From the back-end service perspective, erring on this side still
winnows thousands down to dozens of unique crash identities up front before
hammering the service. In the back end, the field is open and the resources
available (i.e. debuginfo et al) to do all manner of smarts in further
distilling several unique crash identities with a "tight" algorithm into a
single "crash profile". By mapping to source line info, it can even call
two crashes from different arch's "the same" because they crash on the same
line, though in two different arch builds with entirely different build IDs
and code offsets. More generally, back-end tools can grow arbitrarily fancy
in analyzing and presenting a spectrum of similarity culled from many "base"
crash identities. (Not to mention the endless variety of fun analyses like
"rpm name + source line implicated in most crashes this week", "this app
crashed most often when the moon was full", feeding stats into maintainers'
Fedora pages or ohloh metrics, etc., etc.)

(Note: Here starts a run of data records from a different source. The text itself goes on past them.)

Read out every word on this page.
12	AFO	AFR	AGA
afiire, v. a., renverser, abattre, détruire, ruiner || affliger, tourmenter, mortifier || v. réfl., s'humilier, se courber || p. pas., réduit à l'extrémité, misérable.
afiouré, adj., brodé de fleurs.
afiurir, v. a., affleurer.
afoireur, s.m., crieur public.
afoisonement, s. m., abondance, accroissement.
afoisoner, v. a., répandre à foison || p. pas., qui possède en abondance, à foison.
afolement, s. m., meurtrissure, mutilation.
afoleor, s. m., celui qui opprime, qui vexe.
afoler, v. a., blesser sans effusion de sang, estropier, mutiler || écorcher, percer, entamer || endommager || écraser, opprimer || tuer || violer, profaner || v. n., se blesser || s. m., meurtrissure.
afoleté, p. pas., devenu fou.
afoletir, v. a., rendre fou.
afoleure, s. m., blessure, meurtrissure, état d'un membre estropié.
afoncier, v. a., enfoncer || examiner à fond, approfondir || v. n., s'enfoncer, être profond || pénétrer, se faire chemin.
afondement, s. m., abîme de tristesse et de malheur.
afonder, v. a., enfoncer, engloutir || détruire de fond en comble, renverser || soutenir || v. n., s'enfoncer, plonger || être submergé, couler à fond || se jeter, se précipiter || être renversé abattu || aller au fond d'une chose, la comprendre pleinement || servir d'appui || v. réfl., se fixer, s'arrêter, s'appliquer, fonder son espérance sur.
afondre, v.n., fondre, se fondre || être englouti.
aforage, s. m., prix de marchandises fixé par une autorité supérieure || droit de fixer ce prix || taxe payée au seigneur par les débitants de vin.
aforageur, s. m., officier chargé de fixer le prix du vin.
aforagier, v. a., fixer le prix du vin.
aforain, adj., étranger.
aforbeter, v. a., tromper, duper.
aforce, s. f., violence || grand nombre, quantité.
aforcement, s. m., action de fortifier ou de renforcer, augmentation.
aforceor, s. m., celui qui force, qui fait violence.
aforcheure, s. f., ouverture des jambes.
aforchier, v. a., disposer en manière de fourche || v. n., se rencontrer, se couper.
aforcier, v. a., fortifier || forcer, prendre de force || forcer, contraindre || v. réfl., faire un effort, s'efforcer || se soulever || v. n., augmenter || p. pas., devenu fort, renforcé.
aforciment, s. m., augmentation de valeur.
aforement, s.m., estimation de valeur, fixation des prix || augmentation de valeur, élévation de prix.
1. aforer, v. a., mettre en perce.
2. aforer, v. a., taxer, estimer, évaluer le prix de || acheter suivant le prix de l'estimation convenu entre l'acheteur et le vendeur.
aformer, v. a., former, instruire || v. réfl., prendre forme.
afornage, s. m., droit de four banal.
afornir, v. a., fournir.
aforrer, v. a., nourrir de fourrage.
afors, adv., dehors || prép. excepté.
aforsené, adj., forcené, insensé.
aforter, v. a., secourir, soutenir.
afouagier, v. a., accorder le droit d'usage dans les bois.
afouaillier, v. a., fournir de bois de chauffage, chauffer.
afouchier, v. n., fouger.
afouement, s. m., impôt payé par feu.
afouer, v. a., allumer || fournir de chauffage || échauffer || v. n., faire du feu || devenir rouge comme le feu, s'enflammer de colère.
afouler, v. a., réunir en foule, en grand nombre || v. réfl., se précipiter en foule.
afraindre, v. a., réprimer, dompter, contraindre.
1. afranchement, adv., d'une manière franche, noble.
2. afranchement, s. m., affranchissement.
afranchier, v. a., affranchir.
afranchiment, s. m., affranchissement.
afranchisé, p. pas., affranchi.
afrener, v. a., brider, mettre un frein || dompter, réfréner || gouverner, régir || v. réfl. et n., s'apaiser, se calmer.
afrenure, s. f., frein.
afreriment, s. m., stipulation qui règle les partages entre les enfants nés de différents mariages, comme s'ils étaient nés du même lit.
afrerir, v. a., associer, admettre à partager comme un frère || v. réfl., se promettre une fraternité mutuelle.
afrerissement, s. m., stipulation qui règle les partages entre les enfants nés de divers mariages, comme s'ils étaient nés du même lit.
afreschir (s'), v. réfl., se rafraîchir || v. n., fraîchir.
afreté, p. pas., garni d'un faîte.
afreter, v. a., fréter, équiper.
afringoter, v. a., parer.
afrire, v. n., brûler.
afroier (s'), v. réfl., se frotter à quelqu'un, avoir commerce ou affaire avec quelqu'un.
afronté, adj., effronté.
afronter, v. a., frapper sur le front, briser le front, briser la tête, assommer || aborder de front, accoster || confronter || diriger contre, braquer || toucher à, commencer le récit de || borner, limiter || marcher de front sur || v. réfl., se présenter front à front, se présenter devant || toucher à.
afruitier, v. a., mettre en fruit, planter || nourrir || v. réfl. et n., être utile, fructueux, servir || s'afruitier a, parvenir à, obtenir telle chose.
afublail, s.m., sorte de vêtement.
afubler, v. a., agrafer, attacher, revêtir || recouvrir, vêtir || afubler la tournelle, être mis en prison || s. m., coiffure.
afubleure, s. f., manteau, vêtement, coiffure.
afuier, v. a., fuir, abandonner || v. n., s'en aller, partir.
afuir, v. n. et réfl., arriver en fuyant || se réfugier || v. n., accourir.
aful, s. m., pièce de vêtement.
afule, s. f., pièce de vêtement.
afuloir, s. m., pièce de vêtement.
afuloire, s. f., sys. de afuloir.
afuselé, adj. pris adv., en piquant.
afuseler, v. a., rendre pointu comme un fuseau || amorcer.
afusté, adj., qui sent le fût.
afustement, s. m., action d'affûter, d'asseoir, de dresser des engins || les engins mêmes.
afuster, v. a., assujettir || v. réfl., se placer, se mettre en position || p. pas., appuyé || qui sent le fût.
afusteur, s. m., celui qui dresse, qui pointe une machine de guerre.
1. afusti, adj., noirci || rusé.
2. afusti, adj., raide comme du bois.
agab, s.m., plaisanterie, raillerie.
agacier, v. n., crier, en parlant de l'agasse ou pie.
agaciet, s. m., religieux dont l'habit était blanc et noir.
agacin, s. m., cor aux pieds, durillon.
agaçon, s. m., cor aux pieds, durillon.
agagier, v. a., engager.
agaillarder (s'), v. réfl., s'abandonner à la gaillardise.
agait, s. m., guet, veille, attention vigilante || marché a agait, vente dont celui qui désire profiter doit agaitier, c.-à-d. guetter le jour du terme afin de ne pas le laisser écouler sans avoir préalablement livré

On the local up-front collection side, there is also a space to work in
between the tightly-construed "base" crash identity and some "buckets of
sameness" determined locally (without much overhead or fancy business). It
seems right to submit the details for each different base crash identity to
the back-end service, since it has the most sophistication on judging the
similarity of crashes. But there can be some local, simpler heuristics on
lumping together multiple crashes experienced on this host for purposes of
policy and user interaction.
In a desktop interaction example, say that in the first instance, an
application crash asks the user, "Report this crash?" If a second crash
with the same base crash identity happens, clearly it will say, "This is
like your crash on <date:time> and was already reported." But, if a third
crash happens with a second base crash identity, it might apply some local
(cheap) heuristics and decide to say, "This crash appears similar to the
one I reported for you on <date:time>, reporting follow-up details too."
For example, the local heuristics might apply the "loosest" of examples
above (just file and function names in the backtrace, regardless of
versions, other plugins loaded, etc.) and judge it a "similar enough" crash
if a previous different base crash identity's backtrace matched on this
loose standard. Then automatically apply the policy choice made for the
first "similar enough" crash to new crashes. When it sends the follow-up
report to the back-end service for a new base crash identity, it can
include, "and btw, I'm reporting this because I deemed this similar to crash
id 123abc that you already know about" (and perhaps, "heuristic module
foobar version n with settings blah blah made this judgment").
Or the local policy/user configuration might only care about really broad
heuristics of similarity, like "firefox crashed" or "anything
Seen one, seen 'em all. Just report the new catastrophe like you did the
last one and don't ask me any fancy questions!
So, on the assumption that the motivating purpose is something along these
lines, my inclination is to err on the side of being overly-specific in the
distillation of base crash identity in up-front collection (and, by
extension, in the reporting of unique base crash identities to the back-end
service), and then err on the side of loose heuristics applied locally to
decide which base crash identities are similar enough to treat as one
(i.e. report all or none, minimize repeated interaction on "similars").
I think the set of module build IDs plus the canonicalized backtrace PCs
is about the right balance for base crash identity. I leave it open what
local heuristics of similarity to implement and how those might relate to
policy/interaction choices for handling categories of crashes. Is any of
this near the right direction for what you want?